Chris has accepted a Lapidus Center Postdoctoral Fellowship at the Schomburg Center for Research in Black Culture.
Christopher Willoughby
Tulane University
Treating the Black Body: Race and Medicine in American Culture, 1800-1861
Abstract: Based in the writing of antebellum medical students, their senior theses in particular, this project analyzes the growing presence of racial science in medical education. It argues that the paradigm shift in early-nineteenth-century medical thought influenced by French anatomical pathology fertilized the ground for a multi-species biology of humanity.
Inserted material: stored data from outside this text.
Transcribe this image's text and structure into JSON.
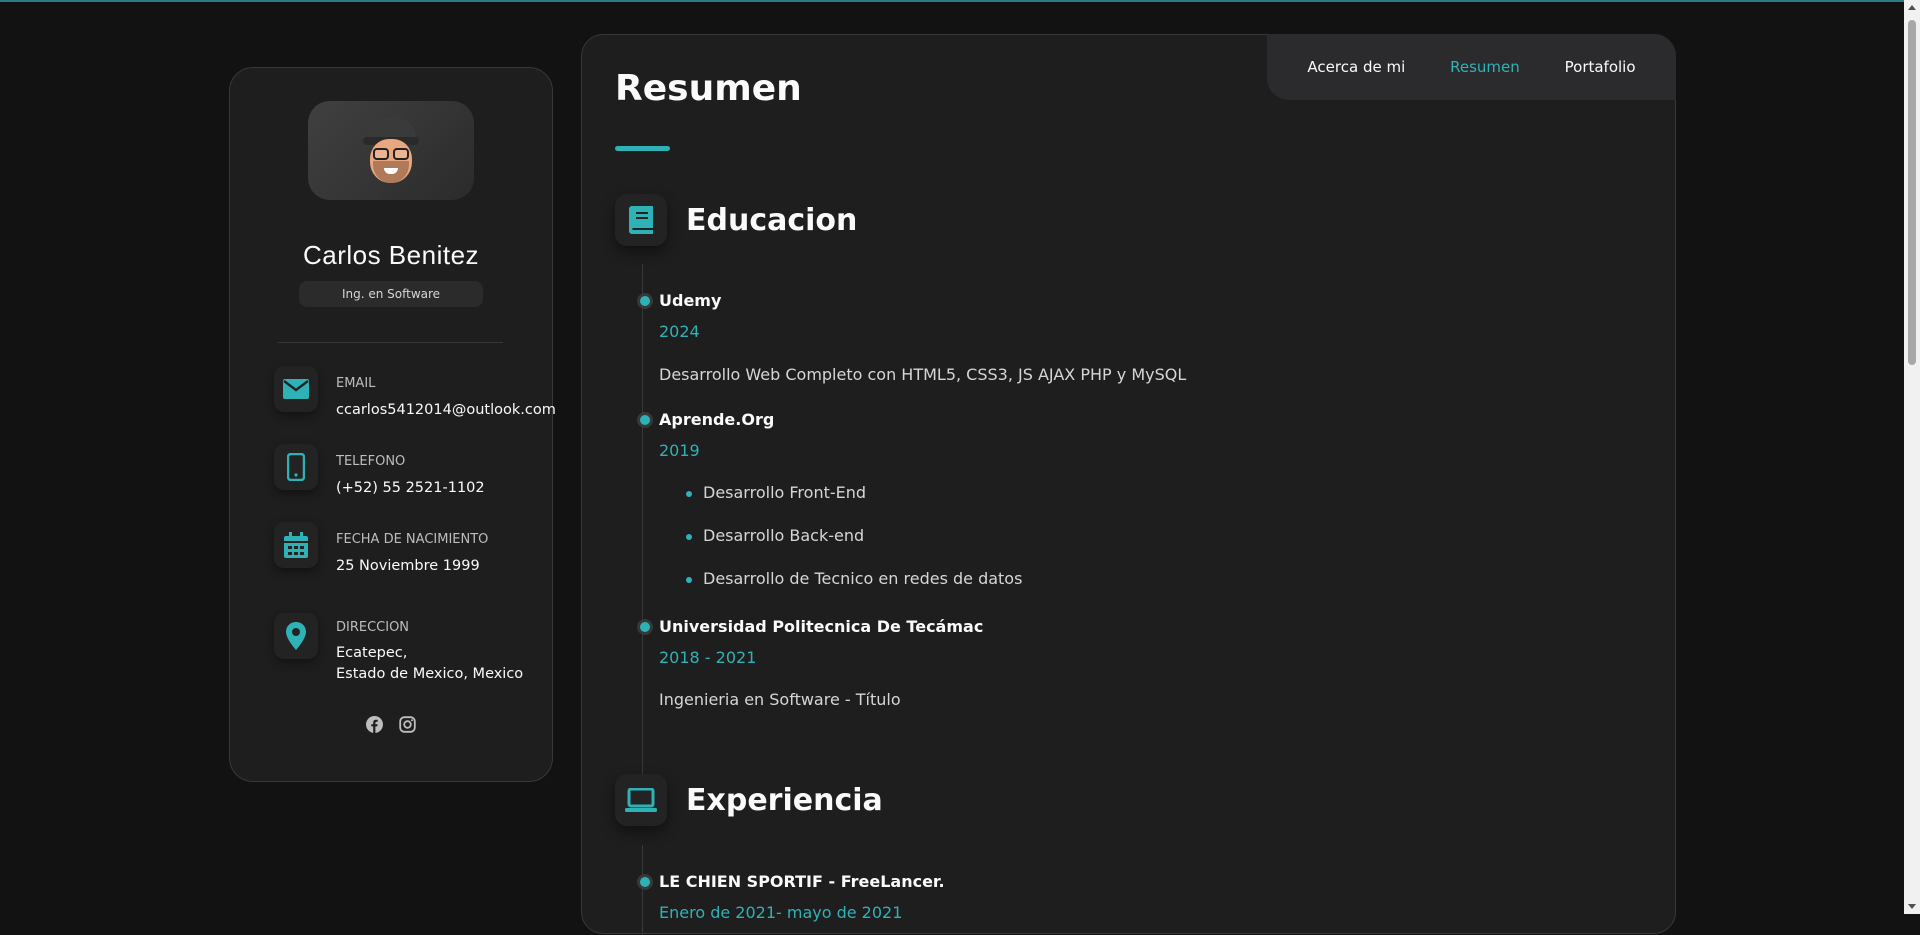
{
  "profile": {
    "name": "Carlos Benitez",
    "title": "Ing. en Software"
  },
  "contacts": [
    {
      "label": "EMAIL",
      "value": "ccarlos5412014@outlook.com",
      "icon": "envelope-icon"
    },
    {
      "label": "TELEFONO",
      "value": "(+52) 55 2521-1102",
      "icon": "phone-icon"
    },
    {
      "label": "FECHA DE NACIMIENTO",
      "value": "25 Noviembre 1999",
      "icon": "calendar-icon"
    },
    {
      "label": "DIRECCION",
      "value_line1": "Ecatepec,",
      "value_line2": "Estado de Mexico, Mexico",
      "icon": "location-pin-icon"
    }
  ],
  "socials": [
    "facebook-icon",
    "instagram-icon"
  ],
  "navbar": {
    "items": [
      {
        "label": "Acerca de mi",
        "active": false
      },
      {
        "label": "Resumen",
        "active": true
      },
      {
        "label": "Portafolio",
        "active": false
      }
    ]
  },
  "page": {
    "title": "Resumen"
  },
  "education": {
    "heading": "Educacion",
    "icon": "book-icon",
    "items": [
      {
        "title": "Udemy",
        "date": "2024",
        "text": "Desarrollo Web Completo con HTML5, CSS3, JS AJAX PHP y MySQL"
      },
      {
        "title": "Aprende.Org",
        "date": "2019",
        "bullets": [
          "Desarrollo Front-End",
          "Desarrollo Back-end",
          "Desarrollo de Tecnico en redes de datos"
        ]
      },
      {
        "title": "Universidad Politecnica De Tecámac",
        "date": "2018 - 2021",
        "text": "Ingenieria en Software - Título"
      }
    ]
  },
  "experience": {
    "heading": "Experiencia",
    "icon": "laptop-icon",
    "items": [
      {
        "title": "LE CHIEN SPORTIF - FreeLancer.",
        "date": "Enero de 2021- mayo de 2021"
      }
    ]
  },
  "colors": {
    "accent": "#2fb2b6",
    "background": "#121212",
    "card": "#1e1e1f",
    "border": "#383838"
  }
}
Moreover, racial science influenced medical education on a national scale and was not simply the scientific byproduct of southern racism. This thesis also situates racial science as existing in both the realm of politics and in the context of legitimate midcentury science. In making this argument, this dissertation focuses on three medical schools as test cases: the University of Pennsylvania, Transylvania University, and the Medical University of the State of South Carolina. Statistical and qualitative analysis of medical student theses at these universities will provide both general and particular images of how black bodies became anatomical bodies.
Updates
Willoughby is currently writing his dissertation at Tulane University. In April 2014, he was awarded a Dissertation Research Improvement Grant from the National Science Foundation's Program in Science, Technology, and Society for the project, "A History of Pathological Anatomy and Racial Science in America." This fall he was awarded the Waring Historical Library's W. Curtis Worthington Jr. Prize for the best graduate student essay in the history of the health sciences for his paper, "Running Away from Drapetomania: Rethinking Samuel Cartwright."